It’s about the end of the game. Spoilers.
If Reach can’t be Band of Brothers it would probably settle for Saving Private Ryan. It’s a war story stocked with no name characters with different colors of armor and distinctive accents. They are soldiers and they do soldier things. No one explains why they’re doing their soldier things in great detail, so we don’t always know why. But we do know these things are important! If we don’t turn on this thing, or move that thing, people are going to die! And sometimes you’re just running along and then your buddy gets sniped in the head and she’s dead mid-sentence. That really happens! Please forget the electric shields that deflected countless sniper bullets for the past six hours. Please ignore the alien sniper casually hanging out while his buddies are nuking the city.
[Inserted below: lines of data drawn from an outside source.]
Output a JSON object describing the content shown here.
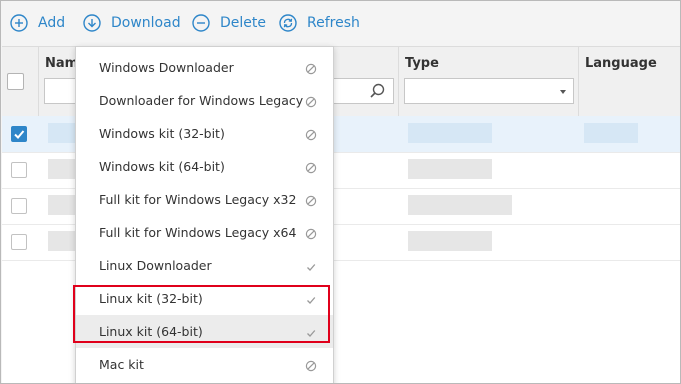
{
  "toolbar": {
    "add_label": "Add",
    "download_label": "Download",
    "delete_label": "Delete",
    "refresh_label": "Refresh",
    "accent_color": "#2e86c9"
  },
  "table": {
    "columns": [
      "Name",
      "Type",
      "Language"
    ],
    "type_filter_value": "",
    "name_filter_value": "",
    "rows": [
      {
        "checked": true,
        "selected": true
      },
      {
        "checked": false,
        "selected": false
      },
      {
        "checked": false,
        "selected": false
      },
      {
        "checked": false,
        "selected": false
      }
    ]
  },
  "download_menu": {
    "items": [
      {
        "label": "Windows Downloader",
        "status_icon": "disabled-icon"
      },
      {
        "label": "Downloader for Windows Legacy",
        "status_icon": "disabled-icon"
      },
      {
        "label": "Windows kit (32-bit)",
        "status_icon": "disabled-icon"
      },
      {
        "label": "Windows kit (64-bit)",
        "status_icon": "disabled-icon"
      },
      {
        "label": "Full kit for Windows Legacy x32",
        "status_icon": "disabled-icon"
      },
      {
        "label": "Full kit for Windows Legacy x64",
        "status_icon": "disabled-icon"
      },
      {
        "label": "Linux Downloader",
        "status_icon": "check-icon"
      },
      {
        "label": "Linux kit (32-bit)",
        "status_icon": "check-icon"
      },
      {
        "label": "Linux kit (64-bit)",
        "status_icon": "check-icon"
      },
      {
        "label": "Mac kit",
        "status_icon": "disabled-icon"
      }
    ],
    "highlight_color": "#e0001b"
  }
}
Maybe those complaints are disingenuous. Videogame rules work different in the cutscenes. Even if that’s not a great excuse, we’re used to it. So let’s ignore all the logical disconnects and accept that, hey, her super armor suit had a bad day, and that sniper didn’t mind the radiation. Letting these niggles go doesn’t change that the bigger issue: we don’t care that the she died. We barely know her name. We didn’t notice she had a robot arm for three missions. She was the information specialist, maybe? We assume this because there are two scenes where she’s hacking a computer to get a door closed/opened.
So when we beat the game Bungie has a big scrolling credits and I’m thinking “I appreciate the thank you, but the only reason I kept playing is because you made a gun that shoots homing grenades and that is the best gun ever and I kind of forgot about the story halfway through.” Oh well. It’s a plot based on a book with a sixth grade reading level. I’ve played games made from worse. Cutscenes were break times where I could get another beer.
We wait until after the credits because there’s usually a stinger. Anyway, we’ve been chatting about Battlestar Galactica for the last forty five minutes so why stop now? We’re dropped back into first person, not a cutscene. A new mission objective pops up on our HUD. During the game they might as well have permanently etched “Current Objective: Push the Next Button” at the top of my monitor for all the difference it made. I stopped reading objectives right quick because I know, as with every other Halo game, going straight ahead will eventually get you to the next level.
This time it actually is different. It’s not “push the button.” It’s just one word: survive.
There, at the end, I felt like I was fighting a hopeless battle. During the game I remember the characters talking about how they were in a hopeless battle, but I never felt that hopeless. I was shooting plasma pistols and battle rifles like every other Halo. We play co-op. Ludicrous and ill-advised actions are safeguarded/encouraged by the respawn system. Death is not a big deal. Now, trying to survive, my traditional head-on tank-killing bravado was nowhere to be found. I holed up in a shack and scrounged for a plasma pistol. I took damage and my visor cracked. Grunts were less silly, more scary. My girlfriend died. I didn’t last much longer. We watched our friend’s last stand. There were no respawns.
Bungie games do not want for tone. ODST’s desolate city is proof of that. They gin up august names for spaceships like “The Truth and Reconciliation”, and “A Monument to All Your Sins” is the best achievement title ever. They made squid-faced aliens in purple suits look cool. But I can’t remember the name of Ron Pearlman’s character, or which guy was Noble 3, or what the plant monster was trying to do in Halo 2. I remember tromping through New Mombasa streets at night, dark alleys lit by blaring police sirens. I remember crashing my helicopter into a walking battle tank and destroying that thing from the inside out. Maybe that’s what videogames are about, not cutscenes. Maybe I don’t need a story, at least not one in so many words. It’s four days later and I don’t remember the story of Reach, but I remember its final word.